Mme Annie Genevard, ministre
C’est sur ce chemin d’espoir que je veux emmener la belle terre occitane désormais touchée.
Mme Marie Mesmeur
Ce n’est pas trop tôt !
Mme Annie Genevard, ministre
Cela passe d’abord par le déclenchement d’une campagne de vaccination massive, organisée, territorialisée et rapide, qui constitue le meilleur garde-fou contre la maladie.
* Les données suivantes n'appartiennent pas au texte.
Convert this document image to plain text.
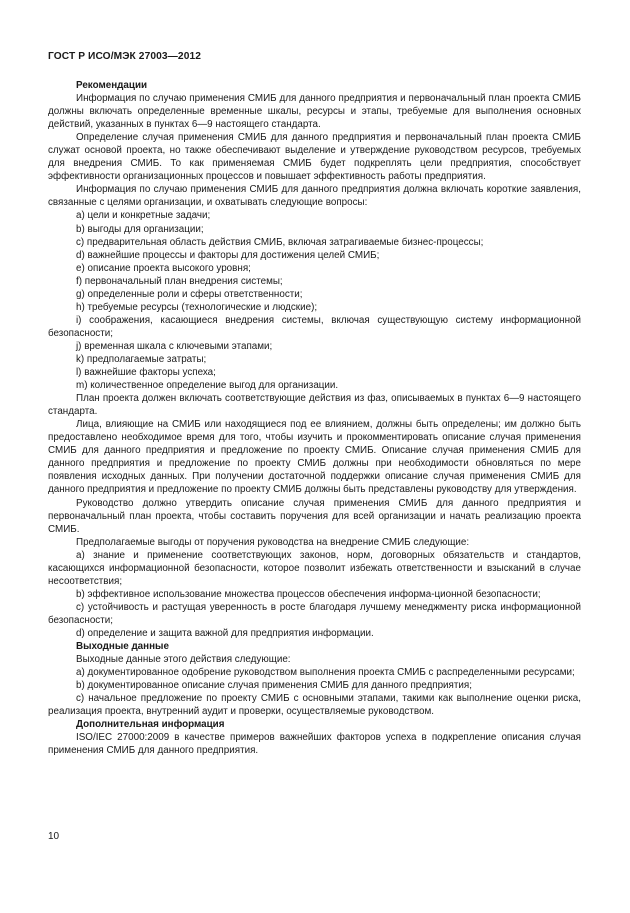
ГОСТ Р ИСО/МЭК 27003—2012

Рекомендации

Информация по случаю применения СМИБ для данного предприятия и первоначальный план проекта СМИБ должны включать определенные временные шкалы, ресурсы и этапы, требуемые для выполнения основных действий, указанных в пунктах 6—9 настоящего стандарта.

Определение случая применения СМИБ для данного предприятия и первоначальный план проекта СМИБ служат основой проекта, но также обеспечивают выделение и утверждение руководством ресурсов, требуемых для внедрения СМИБ. То как применяемая СМИБ будет подкреплять цели предприятия, способствует эффективности организационных процессов и повышает эффективность работы предприятия.

Информация по случаю применения СМИБ для данного предприятия должна включать короткие заявления, связанные с целями организации, и охватывать следующие вопросы:

a) цели и конкретные задачи;

b) выгоды для организации;

c) предварительная область действия СМИБ, включая затрагиваемые бизнес-процессы;

d) важнейшие процессы и факторы для достижения целей СМИБ;

e) описание проекта высокого уровня;

f) первоначальный план внедрения системы;

g) определенные роли и сферы ответственности;

h) требуемые ресурсы (технологические и людские);

i) соображения, касающиеся внедрения системы, включая существующую систему информационной безопасности;

j) временная шкала с ключевыми этапами;

k) предполагаемые затраты;

l) важнейшие факторы успеха;

m) количественное определение выгод для организации.

План проекта должен включать соответствующие действия из фаз, описываемых в пунктах 6—9 настоящего стандарта.

Лица, влияющие на СМИБ или находящиеся под ее влиянием, должны быть определены; им должно быть предоставлено необходимое время для того, чтобы изучить и прокомментировать описание случая применения СМИБ для данного предприятия и предложение по проекту СМИБ. Описание случая применения СМИБ для данного предприятия и предложение по проекту СМИБ должны при необходимости обновляться по мере появления исходных данных. При получении достаточной поддержки описание случая применения СМИБ для данного предприятия и предложение по проекту СМИБ должны быть представлены руководству для утверждения.

Руководство должно утвердить описание случая применения СМИБ для данного предприятия и первоначальный план проекта, чтобы составить поручения для всей организации и начать реализацию проекта СМИБ.

Предполагаемые выгоды от поручения руководства на внедрение СМИБ следующие:

a) знание и применение соответствующих законов, норм, договорных обязательств и стандартов, касающихся информационной безопасности, которое позволит избежать ответственности и взысканий в случае несоответствия;

b) эффективное использование множества процессов обеспечения информа-ционной безопасности;

c) устойчивость и растущая уверенность в росте благодаря лучшему менеджменту риска информационной безопасности;

d) определение и защита важной для предприятия информации.

Выходные данные

Выходные данные этого действия следующие:

a) документированное одобрение руководством выполнения проекта СМИБ с распределенными ресурсами;

b) документированное описание случая применения СМИБ для данного предприятия;

c) начальное предложение по проекту СМИБ с основными этапами, такими как выполнение оценки риска, реализация проекта, внутренний аудит и проверки, осуществляемые руководством.

Дополнительная информация

ISO/IEC 27000:2009 в качестве примеров важнейших факторов успеха в подкрепление описания случая применения СМИБ для данного предприятия.

10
Il faut aussi donner des perspectives à nos éleveurs, les rassurer, leur dire qu’il y a une lumière au bout du tunnel. (Exclamations sur quelques bancs du groupe LFI-NFP.) Je parle du repeuplement des élevages qui auront perdu des animaux. Il est très important de rappeler que la vie ne s’arrête pas avec la maladie. Celle-ci constitue une épreuve cruelle et douloureuse, dont nous prenons toute notre part et que nous comprenons intimement. Venant moi-même d’une région d’élevage, je fréquente les éleveurs depuis trente ans et je connais le lien intime qui les unit à leurs animaux. Ne me dites pas que notre gestion est technocratique, pas à moi qui connais si bien le monde de l’élevage. (Applaudissements sur plusieurs bancs du groupe DR et sur quelques bancs du groupe EPR.)
Mme la présidente
La parole est à M. Patrice Martin.
M. Patrice Martin
Vos propos inspirent confiance, mais sachez que, dans le monde agricole, la confiance se mérite et s’entretient ! (Applaudissements sur les bancs du groupe RN et sur plusieurs bancs du groupe UDR.)